Vail Daily column: Vail is at a tipping point
Editor’s note: The following is excerpted from the Vail Homeowners Association Newsletter. The association keeps a close eye on economic and political trends in and outside of the Vail community. The electronic version with links to supporting documents is available at http://www.vailhomeowners.com
For most of its first 50 years, Vail has been a “transformational” community — one that was principally concerned with the quality of life and well-being of its residents; a community that rested on personal relationships and shared goals. But questions now are being raised whether Vail has shifted to a “transactional” community where pocketbook concerns predominate and the focus is on the efficiency of impersonal, monetized, person-to-person service transactions. In such a community there is less concern for the quality of life in the push to increase the bottom line or increase sales tax receipts.
A concomitant issue that has yet to be addressed is the increasing age of the community. Without any fanfare, Vail has become somewhat of a “retirement community” as its workforce ages out and many residents move into their golden years. This “aging” creates its own set of unique problems, ones that the community has not yet had to face due to the fact that, at 50, Vail is still a relatively young city. The Vail Valley Medical Center and others are providing some valuable guidance on aging at altitude but more geriatric services are needed, particularly in the area of housing.
To build community diversity, the town of Vail has historically focused its housing policies on providing “workforce housing.” It has yet to factor into its housing policies the fact that many of its workers are retiring and many year-round and part-time residents will be in need of “elder” care, including housing. For many, “aging in place,” where they remain a valued and engaged part of the community, as opposed to being isolated or relegated to some specialized care facility, is most desirable. This is not an issue that should be shunted off to the doorstep of Eagle County’s overstressed Department of Social Services. The Vail Homeowners Association believes that having an ethical community-based housing policy should be a town responsibility.

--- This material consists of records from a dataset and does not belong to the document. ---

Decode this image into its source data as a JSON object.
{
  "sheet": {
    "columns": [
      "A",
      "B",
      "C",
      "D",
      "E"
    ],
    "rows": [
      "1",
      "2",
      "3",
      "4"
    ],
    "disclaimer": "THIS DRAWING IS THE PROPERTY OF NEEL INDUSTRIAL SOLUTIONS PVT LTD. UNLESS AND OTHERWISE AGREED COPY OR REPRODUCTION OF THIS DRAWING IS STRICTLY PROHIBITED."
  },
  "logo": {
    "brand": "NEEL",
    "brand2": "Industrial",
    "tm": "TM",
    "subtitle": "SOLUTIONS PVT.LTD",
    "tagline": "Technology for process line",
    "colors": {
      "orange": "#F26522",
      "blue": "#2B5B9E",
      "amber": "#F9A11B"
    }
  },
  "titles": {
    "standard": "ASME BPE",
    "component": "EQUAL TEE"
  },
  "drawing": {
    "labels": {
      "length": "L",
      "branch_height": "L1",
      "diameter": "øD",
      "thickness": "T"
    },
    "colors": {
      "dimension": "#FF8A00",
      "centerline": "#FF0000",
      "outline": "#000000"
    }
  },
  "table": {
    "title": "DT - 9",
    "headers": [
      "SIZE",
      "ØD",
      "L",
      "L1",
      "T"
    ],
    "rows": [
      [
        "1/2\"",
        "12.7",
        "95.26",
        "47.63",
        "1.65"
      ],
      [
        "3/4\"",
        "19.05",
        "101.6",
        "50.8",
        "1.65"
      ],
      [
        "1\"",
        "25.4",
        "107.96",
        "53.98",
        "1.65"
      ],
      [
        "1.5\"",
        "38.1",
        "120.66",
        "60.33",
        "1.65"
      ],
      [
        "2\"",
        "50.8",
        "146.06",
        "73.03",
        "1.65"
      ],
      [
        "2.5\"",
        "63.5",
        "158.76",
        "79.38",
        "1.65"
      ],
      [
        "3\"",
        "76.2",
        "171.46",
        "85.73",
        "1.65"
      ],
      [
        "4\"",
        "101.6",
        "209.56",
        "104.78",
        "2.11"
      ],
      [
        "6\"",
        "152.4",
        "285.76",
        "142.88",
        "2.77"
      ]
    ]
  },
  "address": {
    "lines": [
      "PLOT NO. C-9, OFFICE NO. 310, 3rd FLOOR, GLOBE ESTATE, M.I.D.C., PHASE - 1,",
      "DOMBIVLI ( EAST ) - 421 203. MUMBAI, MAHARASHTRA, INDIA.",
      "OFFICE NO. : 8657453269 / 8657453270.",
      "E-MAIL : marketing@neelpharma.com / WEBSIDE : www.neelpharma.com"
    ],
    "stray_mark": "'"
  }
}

Another important issue is whether there is a need for a stronger sense of community. The Vail Homeowners Association believes that everyone in Vail, including second-home owners, should have notice and opportunity to engage in the setting of Vail policies and the decisions of Vail’s government. There should be complete transparency in Vail’s governmental processes. Decisions should be based on consensus, not imposed as a matter of right or power, such as has happened recently, resulting in costly litigation. When decisions are not transparent and appear as edicts and the “us against them” mentality takes hold in litigation, sense of community and the idea that we should all be working toward a common goal is undermined.

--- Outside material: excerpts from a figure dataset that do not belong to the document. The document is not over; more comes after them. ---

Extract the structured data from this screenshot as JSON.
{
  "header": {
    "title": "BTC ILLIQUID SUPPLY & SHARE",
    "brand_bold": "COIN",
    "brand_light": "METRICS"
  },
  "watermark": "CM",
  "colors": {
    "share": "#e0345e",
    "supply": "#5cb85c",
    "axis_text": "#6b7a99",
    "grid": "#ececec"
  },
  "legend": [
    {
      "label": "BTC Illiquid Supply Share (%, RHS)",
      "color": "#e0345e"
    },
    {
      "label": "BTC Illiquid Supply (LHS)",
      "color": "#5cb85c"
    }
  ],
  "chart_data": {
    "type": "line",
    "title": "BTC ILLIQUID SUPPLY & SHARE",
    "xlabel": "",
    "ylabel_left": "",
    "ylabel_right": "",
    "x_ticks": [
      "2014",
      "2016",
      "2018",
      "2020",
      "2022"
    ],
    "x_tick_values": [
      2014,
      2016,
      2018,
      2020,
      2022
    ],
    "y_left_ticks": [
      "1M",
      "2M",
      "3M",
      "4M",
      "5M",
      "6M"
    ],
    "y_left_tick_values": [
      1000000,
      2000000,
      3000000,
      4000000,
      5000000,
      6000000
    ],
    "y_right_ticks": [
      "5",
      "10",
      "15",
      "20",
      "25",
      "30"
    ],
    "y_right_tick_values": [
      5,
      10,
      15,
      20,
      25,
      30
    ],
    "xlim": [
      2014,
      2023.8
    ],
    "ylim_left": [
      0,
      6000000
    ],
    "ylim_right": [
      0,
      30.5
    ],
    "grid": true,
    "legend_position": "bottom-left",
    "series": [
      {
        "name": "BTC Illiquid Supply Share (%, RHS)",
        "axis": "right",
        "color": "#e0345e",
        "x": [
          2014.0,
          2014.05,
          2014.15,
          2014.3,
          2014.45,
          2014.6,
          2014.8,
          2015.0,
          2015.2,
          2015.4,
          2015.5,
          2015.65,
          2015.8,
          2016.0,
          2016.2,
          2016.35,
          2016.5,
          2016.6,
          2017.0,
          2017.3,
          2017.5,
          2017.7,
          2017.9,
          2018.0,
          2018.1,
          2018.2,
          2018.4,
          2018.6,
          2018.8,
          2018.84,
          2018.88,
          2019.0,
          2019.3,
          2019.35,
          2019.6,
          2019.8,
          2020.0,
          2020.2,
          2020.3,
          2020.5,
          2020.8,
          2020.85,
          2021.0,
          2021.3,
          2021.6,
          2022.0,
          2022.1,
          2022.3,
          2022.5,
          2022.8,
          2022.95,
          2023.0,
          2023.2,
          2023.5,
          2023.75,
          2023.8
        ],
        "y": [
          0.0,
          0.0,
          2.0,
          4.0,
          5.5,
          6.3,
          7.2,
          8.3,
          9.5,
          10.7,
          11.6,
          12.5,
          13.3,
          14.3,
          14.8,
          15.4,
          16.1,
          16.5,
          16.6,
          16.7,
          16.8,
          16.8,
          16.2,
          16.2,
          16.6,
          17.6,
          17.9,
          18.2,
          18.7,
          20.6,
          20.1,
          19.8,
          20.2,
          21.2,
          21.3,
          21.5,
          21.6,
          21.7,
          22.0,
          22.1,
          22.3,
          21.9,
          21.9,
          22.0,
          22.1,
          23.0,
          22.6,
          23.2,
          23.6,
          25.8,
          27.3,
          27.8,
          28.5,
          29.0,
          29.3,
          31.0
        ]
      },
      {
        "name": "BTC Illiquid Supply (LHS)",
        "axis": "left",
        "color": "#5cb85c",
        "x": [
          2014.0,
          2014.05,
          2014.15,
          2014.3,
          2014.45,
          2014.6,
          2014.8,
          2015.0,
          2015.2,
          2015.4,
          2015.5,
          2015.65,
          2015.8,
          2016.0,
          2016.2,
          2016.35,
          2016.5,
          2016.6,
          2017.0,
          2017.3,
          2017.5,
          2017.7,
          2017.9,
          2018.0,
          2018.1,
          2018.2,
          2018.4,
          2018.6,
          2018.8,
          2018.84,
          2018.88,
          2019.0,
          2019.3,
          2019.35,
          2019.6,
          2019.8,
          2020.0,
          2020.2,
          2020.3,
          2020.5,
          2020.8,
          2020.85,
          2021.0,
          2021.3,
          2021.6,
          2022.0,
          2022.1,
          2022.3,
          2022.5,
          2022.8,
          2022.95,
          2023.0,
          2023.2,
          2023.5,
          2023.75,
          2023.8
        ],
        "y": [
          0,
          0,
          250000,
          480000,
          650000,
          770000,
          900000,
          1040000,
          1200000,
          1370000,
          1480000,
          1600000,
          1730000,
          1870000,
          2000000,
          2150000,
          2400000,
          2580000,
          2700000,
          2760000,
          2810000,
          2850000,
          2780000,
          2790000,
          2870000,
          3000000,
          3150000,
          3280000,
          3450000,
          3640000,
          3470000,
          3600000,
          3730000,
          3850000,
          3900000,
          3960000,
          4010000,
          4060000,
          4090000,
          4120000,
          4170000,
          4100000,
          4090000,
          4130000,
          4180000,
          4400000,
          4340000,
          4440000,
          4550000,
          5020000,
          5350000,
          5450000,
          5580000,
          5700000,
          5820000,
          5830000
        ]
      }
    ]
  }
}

Expanding conflicts with property owners over congestion, environmental policy and property rights is a sign that something beyond the lawsuits may be wrong. These subjects seem to be causing tempers to flare and lawsuits to fly between property owners and the town of Vail, and the lawsuits are causing an adversarial gap between property owners and our local government. Each of these conflicts affect the young and seniors alike.

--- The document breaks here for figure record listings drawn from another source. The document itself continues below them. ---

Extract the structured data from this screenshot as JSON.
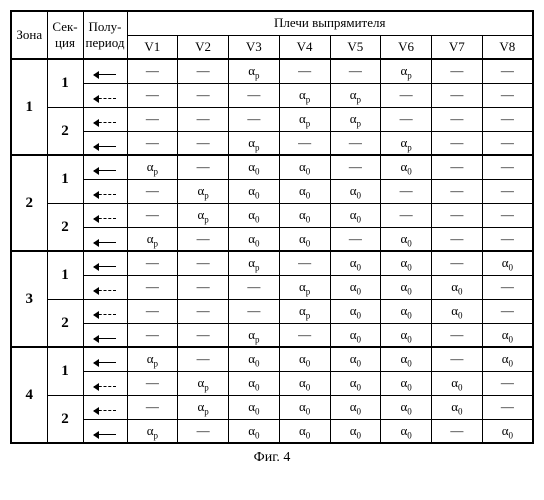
{
  "caption": "Фиг. 4",
  "headers": {
    "zone": "Зона",
    "section": "Сек-\nция",
    "halfperiod": "Полу-\nпериод",
    "arms": "Плечи выпрямителя",
    "v": [
      "V1",
      "V2",
      "V3",
      "V4",
      "V5",
      "V6",
      "V7",
      "V8"
    ]
  },
  "symbols": {
    "dash": "—",
    "ap": "α<sub>p</sub>",
    "a0": "α<sub>0</sub>"
  },
  "zones": [
    {
      "zone": "1",
      "sections": [
        {
          "sec": "1",
          "rows": [
            {
              "arrow": "solid",
              "cells": [
                "dash",
                "dash",
                "ap",
                "dash",
                "dash",
                "ap",
                "dash",
                "dash"
              ]
            },
            {
              "arrow": "dash",
              "cells": [
                "dash",
                "dash",
                "dash",
                "ap",
                "ap",
                "dash",
                "dash",
                "dash"
              ]
            }
          ]
        },
        {
          "sec": "2",
          "rows": [
            {
              "arrow": "dash",
              "cells": [
                "dash",
                "dash",
                "dash",
                "ap",
                "ap",
                "dash",
                "dash",
                "dash"
              ]
            },
            {
              "arrow": "solid",
              "cells": [
                "dash",
                "dash",
                "ap",
                "dash",
                "dash",
                "ap",
                "dash",
                "dash"
              ]
            }
          ]
        }
      ]
    },
    {
      "zone": "2",
      "sections": [
        {
          "sec": "1",
          "rows": [
            {
              "arrow": "solid",
              "cells": [
                "ap",
                "dash",
                "a0",
                "a0",
                "dash",
                "a0",
                "dash",
                "dash"
              ]
            },
            {
              "arrow": "dash",
              "cells": [
                "dash",
                "ap",
                "a0",
                "a0",
                "a0",
                "dash",
                "dash",
                "dash"
              ]
            }
          ]
        },
        {
          "sec": "2",
          "rows": [
            {
              "arrow": "dash",
              "cells": [
                "dash",
                "ap",
                "a0",
                "a0",
                "a0",
                "dash",
                "dash",
                "dash"
              ]
            },
            {
              "arrow": "solid",
              "cells": [
                "ap",
                "dash",
                "a0",
                "a0",
                "dash",
                "a0",
                "dash",
                "dash"
              ]
            }
          ]
        }
      ]
    },
    {
      "zone": "3",
      "sections": [
        {
          "sec": "1",
          "rows": [
            {
              "arrow": "solid",
              "cells": [
                "dash",
                "dash",
                "ap",
                "dash",
                "a0",
                "a0",
                "dash",
                "a0"
              ]
            },
            {
              "arrow": "dash",
              "cells": [
                "dash",
                "dash",
                "dash",
                "ap",
                "a0",
                "a0",
                "a0",
                "dash"
              ]
            }
          ]
        },
        {
          "sec": "2",
          "rows": [
            {
              "arrow": "dash",
              "cells": [
                "dash",
                "dash",
                "dash",
                "ap",
                "a0",
                "a0",
                "a0",
                "dash"
              ]
            },
            {
              "arrow": "solid",
              "cells": [
                "dash",
                "dash",
                "ap",
                "dash",
                "a0",
                "a0",
                "dash",
                "a0"
              ]
            }
          ]
        }
      ]
    },
    {
      "zone": "4",
      "sections": [
        {
          "sec": "1",
          "rows": [
            {
              "arrow": "solid",
              "cells": [
                "ap",
                "dash",
                "a0",
                "a0",
                "a0",
                "a0",
                "dash",
                "a0"
              ]
            },
            {
              "arrow": "dash",
              "cells": [
                "dash",
                "ap",
                "a0",
                "a0",
                "a0",
                "a0",
                "a0",
                "dash"
              ]
            }
          ]
        },
        {
          "sec": "2",
          "rows": [
            {
              "arrow": "dash",
              "cells": [
                "dash",
                "ap",
                "a0",
                "a0",
                "a0",
                "a0",
                "a0",
                "dash"
              ]
            },
            {
              "arrow": "solid",
              "cells": [
                "ap",
                "dash",
                "a0",
                "a0",
                "a0",
                "a0",
                "dash",
                "a0"
              ]
            }
          ]
        }
      ]
    }
  ]
}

Vail now appears to be at or near a tipping point. We have weathered the Great Recession and developers are putting real estate promotions and construction back into hyperdrive. The Vail Homeowners Association believes it is time to consider, “What kind of community do we want for Vail?” VHA urges those affected by these issues to speak up, especially in the upcoming Town Council election. Discuss these issues with your friends and neighbors, and ask those running for office how they would address them.